M. Jean-Michel Gros (L). Vous avez exprimé l'essentiel de ce que je voulais dire, Monsieur le président. Il est absolument scandaleux qu'un rapporteur donne un avis inverse à celui de l'unanimité de la commission !
D'autre part, Monsieur Pagani, quels députés, au sein de la commission, avaient été favorables au principe de déposer une motion ? Trois AdG, deux socialistes et un Vert ! Si ces mêmes personnes n'ont pas jugé nécessaire de déposer cette motion, c'est qu'elles devaient avoir de bonnes raisons. Dès lors, nous faire voter le contraire de la décision votée en commission constitue une attitude scandaleuse - mais qui ne nous étonne pas !
M. Alain Charbonnier (S). M. Gros a tout à fait raison, mais l'erreur est humaine. M. Pagani n'a pas agi avec malveillance ! (Protestations. Le président agite la cloche.)Je reprends donc à mon compte la proposition de renvoyer cette pétition au Conseil d'Etat.
M. Rémy Pagani (AdG), rapporteur. Je suis rapporteur, mais je n'ai malheureusement même pas été désigné pour faire ce rapport ! Je l'ai fait spontanément, car il nous fallait épurer le travail de la commission. La décision de la commission consistait à déposer la motion sur le Bureau du Grand Conseil, dans la mesure où cette motion était déposée. Mais personne ne sait si elle l'a été, puisqu'on ne l'a malheureusement pas retrouvée - on en a, du moins, pas retrouvé l'intitulé.

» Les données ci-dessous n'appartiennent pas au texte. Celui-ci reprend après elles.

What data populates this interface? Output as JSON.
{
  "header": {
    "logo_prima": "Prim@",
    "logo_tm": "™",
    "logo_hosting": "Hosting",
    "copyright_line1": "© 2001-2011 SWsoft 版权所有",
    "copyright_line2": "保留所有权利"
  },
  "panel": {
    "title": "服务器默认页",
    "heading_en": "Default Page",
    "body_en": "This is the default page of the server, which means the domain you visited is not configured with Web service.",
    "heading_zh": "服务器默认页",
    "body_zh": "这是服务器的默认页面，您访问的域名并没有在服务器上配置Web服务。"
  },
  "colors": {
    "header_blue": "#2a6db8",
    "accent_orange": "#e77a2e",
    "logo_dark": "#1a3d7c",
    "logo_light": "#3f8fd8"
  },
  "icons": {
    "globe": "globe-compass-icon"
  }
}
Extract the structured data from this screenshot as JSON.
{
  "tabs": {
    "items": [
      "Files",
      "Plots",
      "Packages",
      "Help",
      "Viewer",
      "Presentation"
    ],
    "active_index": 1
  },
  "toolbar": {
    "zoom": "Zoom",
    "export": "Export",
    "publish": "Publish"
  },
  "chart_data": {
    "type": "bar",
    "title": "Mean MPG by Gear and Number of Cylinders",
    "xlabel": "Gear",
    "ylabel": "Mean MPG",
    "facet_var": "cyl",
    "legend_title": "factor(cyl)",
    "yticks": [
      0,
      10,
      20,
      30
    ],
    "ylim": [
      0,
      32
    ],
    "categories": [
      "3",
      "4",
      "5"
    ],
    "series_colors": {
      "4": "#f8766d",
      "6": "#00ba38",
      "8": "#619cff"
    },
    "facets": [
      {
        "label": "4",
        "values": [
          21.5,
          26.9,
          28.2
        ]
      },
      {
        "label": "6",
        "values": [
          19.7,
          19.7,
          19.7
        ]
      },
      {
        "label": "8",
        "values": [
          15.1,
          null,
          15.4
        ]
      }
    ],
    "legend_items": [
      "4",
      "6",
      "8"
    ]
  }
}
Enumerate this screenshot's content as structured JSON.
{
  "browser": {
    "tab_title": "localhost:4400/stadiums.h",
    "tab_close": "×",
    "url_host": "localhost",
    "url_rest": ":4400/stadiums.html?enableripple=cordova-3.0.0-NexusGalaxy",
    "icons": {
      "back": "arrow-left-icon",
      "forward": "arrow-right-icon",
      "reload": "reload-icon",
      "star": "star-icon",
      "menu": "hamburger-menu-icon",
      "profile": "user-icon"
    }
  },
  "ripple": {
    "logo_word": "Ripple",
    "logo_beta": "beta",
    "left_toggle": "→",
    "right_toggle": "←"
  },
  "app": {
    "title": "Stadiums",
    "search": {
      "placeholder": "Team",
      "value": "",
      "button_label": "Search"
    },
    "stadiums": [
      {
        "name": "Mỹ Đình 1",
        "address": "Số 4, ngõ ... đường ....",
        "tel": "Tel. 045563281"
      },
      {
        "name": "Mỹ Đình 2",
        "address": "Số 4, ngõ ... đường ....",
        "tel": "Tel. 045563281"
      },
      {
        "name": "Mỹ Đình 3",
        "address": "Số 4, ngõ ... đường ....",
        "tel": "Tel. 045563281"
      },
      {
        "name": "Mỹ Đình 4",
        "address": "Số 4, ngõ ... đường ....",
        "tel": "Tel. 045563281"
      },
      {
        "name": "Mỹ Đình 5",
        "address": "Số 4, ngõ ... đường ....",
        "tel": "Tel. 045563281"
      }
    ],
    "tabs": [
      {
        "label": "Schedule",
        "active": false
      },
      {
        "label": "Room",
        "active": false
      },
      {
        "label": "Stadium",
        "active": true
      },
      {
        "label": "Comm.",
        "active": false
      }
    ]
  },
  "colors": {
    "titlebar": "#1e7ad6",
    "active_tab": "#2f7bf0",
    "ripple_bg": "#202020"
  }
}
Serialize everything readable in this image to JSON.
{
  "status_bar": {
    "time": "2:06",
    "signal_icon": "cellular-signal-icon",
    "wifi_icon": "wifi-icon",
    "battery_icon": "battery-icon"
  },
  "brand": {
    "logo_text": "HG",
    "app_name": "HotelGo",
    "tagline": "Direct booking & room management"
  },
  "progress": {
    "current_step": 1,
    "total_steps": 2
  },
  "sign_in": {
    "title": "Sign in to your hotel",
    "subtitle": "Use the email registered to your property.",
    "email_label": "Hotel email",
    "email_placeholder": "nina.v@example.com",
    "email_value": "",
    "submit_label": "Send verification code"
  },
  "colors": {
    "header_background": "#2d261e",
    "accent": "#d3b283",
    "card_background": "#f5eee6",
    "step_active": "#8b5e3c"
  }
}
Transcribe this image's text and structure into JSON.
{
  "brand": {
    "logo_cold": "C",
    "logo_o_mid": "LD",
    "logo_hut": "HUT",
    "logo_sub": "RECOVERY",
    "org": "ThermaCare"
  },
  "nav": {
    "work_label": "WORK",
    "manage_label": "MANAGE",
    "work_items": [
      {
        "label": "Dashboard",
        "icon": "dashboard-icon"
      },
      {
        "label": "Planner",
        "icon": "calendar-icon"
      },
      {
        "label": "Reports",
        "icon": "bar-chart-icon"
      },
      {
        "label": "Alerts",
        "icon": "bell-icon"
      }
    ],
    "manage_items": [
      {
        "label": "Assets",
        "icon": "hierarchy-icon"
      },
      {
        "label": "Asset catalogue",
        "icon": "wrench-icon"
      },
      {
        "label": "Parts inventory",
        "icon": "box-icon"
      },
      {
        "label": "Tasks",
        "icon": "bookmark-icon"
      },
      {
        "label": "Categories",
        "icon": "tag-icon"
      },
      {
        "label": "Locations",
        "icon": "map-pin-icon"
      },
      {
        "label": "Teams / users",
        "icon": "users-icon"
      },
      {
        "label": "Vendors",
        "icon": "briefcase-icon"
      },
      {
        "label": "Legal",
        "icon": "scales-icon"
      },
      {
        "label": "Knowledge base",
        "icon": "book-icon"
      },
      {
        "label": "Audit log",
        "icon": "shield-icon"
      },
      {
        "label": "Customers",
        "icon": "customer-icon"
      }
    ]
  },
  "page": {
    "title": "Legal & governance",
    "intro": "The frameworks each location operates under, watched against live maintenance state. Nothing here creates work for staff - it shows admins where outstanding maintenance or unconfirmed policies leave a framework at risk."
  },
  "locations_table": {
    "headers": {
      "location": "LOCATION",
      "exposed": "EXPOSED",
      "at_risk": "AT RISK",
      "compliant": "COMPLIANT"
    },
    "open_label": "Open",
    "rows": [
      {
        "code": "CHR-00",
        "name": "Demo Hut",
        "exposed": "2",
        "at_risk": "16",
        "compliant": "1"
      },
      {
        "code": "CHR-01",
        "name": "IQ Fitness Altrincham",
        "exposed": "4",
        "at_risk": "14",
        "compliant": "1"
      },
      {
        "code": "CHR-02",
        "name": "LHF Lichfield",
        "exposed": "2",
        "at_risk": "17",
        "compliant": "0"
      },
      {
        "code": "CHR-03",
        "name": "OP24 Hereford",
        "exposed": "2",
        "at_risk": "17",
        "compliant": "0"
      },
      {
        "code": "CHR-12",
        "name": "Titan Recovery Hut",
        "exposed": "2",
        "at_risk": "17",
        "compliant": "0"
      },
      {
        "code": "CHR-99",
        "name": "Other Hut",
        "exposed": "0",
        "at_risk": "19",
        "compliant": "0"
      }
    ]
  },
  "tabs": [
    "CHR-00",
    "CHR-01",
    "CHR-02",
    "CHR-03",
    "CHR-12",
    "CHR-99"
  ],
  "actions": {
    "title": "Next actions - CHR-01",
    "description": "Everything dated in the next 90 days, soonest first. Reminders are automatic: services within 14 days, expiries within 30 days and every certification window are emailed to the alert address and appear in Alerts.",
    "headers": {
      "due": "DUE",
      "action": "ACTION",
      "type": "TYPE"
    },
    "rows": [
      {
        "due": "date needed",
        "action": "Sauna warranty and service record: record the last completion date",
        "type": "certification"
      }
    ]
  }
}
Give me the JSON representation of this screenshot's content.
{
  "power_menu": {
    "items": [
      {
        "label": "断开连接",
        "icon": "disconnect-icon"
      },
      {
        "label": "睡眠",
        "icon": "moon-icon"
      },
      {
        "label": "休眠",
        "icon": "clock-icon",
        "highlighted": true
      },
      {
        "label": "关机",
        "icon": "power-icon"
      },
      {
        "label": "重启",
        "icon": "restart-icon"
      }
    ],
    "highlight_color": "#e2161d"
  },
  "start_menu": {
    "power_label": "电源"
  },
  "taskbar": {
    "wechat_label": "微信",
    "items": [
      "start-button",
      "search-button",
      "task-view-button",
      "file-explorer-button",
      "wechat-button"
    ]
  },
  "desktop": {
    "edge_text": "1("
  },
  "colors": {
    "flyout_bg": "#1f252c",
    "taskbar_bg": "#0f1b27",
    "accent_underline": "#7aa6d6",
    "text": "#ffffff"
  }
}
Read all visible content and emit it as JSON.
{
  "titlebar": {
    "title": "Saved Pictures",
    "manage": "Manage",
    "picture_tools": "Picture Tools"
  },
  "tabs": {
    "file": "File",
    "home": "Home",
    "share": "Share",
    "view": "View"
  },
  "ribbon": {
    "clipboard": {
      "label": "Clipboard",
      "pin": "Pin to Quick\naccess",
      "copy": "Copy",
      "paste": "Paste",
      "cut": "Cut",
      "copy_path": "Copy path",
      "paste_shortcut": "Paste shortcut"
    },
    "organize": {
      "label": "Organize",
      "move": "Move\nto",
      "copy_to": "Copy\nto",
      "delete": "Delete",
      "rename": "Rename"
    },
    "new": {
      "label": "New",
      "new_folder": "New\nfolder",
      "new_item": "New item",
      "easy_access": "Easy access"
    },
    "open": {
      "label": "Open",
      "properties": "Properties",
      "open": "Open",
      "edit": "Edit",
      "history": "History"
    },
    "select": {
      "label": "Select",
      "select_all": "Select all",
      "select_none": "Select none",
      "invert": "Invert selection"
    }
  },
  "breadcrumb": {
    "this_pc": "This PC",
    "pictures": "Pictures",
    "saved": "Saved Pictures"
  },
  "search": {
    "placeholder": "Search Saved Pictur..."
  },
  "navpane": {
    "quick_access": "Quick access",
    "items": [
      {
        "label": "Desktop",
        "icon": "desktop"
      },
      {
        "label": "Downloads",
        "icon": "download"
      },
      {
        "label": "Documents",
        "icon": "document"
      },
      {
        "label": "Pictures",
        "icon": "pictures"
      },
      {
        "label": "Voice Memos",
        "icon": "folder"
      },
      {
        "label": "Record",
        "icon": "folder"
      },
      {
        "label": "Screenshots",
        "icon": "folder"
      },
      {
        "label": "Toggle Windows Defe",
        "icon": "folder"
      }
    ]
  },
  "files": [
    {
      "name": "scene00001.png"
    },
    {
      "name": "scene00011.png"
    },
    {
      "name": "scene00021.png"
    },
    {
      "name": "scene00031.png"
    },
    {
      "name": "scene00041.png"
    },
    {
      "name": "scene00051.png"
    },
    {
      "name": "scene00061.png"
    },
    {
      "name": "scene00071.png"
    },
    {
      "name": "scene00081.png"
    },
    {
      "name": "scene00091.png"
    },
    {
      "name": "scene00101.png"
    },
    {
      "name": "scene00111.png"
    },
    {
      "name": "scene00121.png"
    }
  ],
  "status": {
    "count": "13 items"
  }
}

Dès le moment où cette motion n'a pas été déposée, il me semblait aller de soi que la question du sort de cette pétition restait ouverte.
Le président. Merci, Monsieur le rapporteur. Je vous donne lecture de l'article 172, alinéa 1, du règlement du Grand Conseil: «Après avoir délibéré sur le rapport de la commission, le Grand Conseil statue sur l'une des quatre propositions formulées par la commission». Suivent les quatre propositions: renvoi à une autre commission, renvoi au Conseil d'Etat, dépôt sur le Bureau à titre de renseignement ou classement de la pétition. Le règlement étant clair, je vous fais voter sur la proposition de la commission, à savoir le dépôt de ce texte sur le Bureau du Grand Conseil.
Des voix.Non, on n'est pas d'accord ! (Brouhaha.)
Le président. Lisez votre règlement ! Nous procédons au vote.
Mises aux voix, les conclusions de la commission de l'économie (dépôt de la pétition sur le bureau du Grand Conseil à titre de renseignement) sont adoptées.